Optimized PySpark: partitioning, caching and tuning for performance
João Barros
27 de May de 2025
2 min read
Apache Spark is powerful but requires attention to configuration and design details to run efficiently at scale. Small partitioning mistakes or poorly planned joins can multiply execution time by 10x.
Partitioning
The number of partitions defines parallelism. Too few partitions underuse the cluster; too many create shuffle overhead.
# See current number of partitions
print(df.rdd.getNumPartitions())
# Repartition (full shuffle — expensive)
df = df.repartition(200, "country")
# Coalesce (no shuffle — only reduces)
df = df.coalesce(50)
Strategic caching
# In-memory cache (faster, can be evicted)
df_filtered = df.filter(col("year") == 2024).cache()
df_filtered.count() # materializes the cache
# Persist with explicit level
from pyspark import StorageLevel
df_filtered.persist(StorageLevel.MEMORY_AND_DISK_SER)
# Release when no longer needed
df_filtered.unpersist()
Broadcast Join for small tables
from pyspark.sql.functions import broadcast
# Force broadcast of the small dimension — avoids shuffle on the big table
df_result = df_facts.join(broadcast(df_dim_product), "product_id")
Avoid unnecessary shuffles
# Bad: groupBy on high-cardinality columns without need
df.groupBy("customer_id", "product_id").agg(sum("amount"))
# Better: pre-aggregate before joins
df_agg = df.groupBy("product_id").agg(sum("amount").alias("total"))

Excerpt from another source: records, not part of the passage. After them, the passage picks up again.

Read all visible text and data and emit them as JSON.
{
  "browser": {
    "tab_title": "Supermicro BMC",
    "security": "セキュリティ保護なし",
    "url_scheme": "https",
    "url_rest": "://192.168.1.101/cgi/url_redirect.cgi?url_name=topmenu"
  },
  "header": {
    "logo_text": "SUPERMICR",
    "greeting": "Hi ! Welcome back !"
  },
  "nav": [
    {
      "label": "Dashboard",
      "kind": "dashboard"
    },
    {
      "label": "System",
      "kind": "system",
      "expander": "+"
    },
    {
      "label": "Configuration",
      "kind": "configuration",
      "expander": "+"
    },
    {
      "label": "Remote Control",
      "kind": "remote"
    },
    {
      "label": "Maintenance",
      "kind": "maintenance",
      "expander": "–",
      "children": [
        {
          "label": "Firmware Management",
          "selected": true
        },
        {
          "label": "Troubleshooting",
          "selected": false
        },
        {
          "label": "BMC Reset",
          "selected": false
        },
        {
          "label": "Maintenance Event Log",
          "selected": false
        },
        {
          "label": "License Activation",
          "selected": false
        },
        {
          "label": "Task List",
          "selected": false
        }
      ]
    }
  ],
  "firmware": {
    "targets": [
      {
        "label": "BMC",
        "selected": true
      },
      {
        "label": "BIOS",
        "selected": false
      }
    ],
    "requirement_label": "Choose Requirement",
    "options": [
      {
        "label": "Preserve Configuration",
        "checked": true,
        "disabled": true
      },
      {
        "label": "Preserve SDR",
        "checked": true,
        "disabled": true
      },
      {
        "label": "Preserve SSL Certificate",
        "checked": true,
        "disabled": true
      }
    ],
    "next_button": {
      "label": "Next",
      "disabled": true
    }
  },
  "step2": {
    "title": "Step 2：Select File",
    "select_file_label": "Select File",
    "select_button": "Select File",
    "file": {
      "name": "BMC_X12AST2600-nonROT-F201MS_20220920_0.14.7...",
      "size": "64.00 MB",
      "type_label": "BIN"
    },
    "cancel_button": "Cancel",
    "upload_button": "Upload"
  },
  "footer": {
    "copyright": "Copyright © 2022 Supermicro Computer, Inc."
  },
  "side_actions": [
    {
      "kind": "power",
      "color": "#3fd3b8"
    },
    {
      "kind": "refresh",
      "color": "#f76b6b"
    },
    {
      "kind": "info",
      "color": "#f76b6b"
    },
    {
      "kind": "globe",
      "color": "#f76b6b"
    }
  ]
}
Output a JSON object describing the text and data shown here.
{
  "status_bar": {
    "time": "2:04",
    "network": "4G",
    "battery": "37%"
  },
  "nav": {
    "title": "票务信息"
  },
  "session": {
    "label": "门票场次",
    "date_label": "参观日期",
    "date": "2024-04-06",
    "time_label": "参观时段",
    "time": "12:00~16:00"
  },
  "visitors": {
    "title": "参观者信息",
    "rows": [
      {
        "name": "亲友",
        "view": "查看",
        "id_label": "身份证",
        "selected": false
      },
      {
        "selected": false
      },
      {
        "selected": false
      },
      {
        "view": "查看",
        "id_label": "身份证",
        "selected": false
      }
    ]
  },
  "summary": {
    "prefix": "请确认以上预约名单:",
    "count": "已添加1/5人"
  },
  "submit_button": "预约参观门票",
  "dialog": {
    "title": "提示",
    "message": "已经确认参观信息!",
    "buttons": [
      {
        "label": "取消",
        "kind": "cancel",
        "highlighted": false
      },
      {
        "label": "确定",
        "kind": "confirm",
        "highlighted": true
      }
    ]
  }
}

df_agg.join(df_dim_product, "product_id")
Essential settings
spark.conf.set("spark.sql.shuffle.partitions", "200") # default 200
spark.conf.set("spark.sql.adaptive.enabled", "true") # AQE — auto-tuning
spark.conf.set("spark.sql.adaptive.coalescePartitions.enabled", "true")
Conclusion
Spark performance is a combination of good design (partitioning, avoiding unnecessary shuffles, broadcasting small dimensions) with proper configuration (AQE, shuffle partitions). Use the Spark UI to identify slow stages and data skew before optimizing.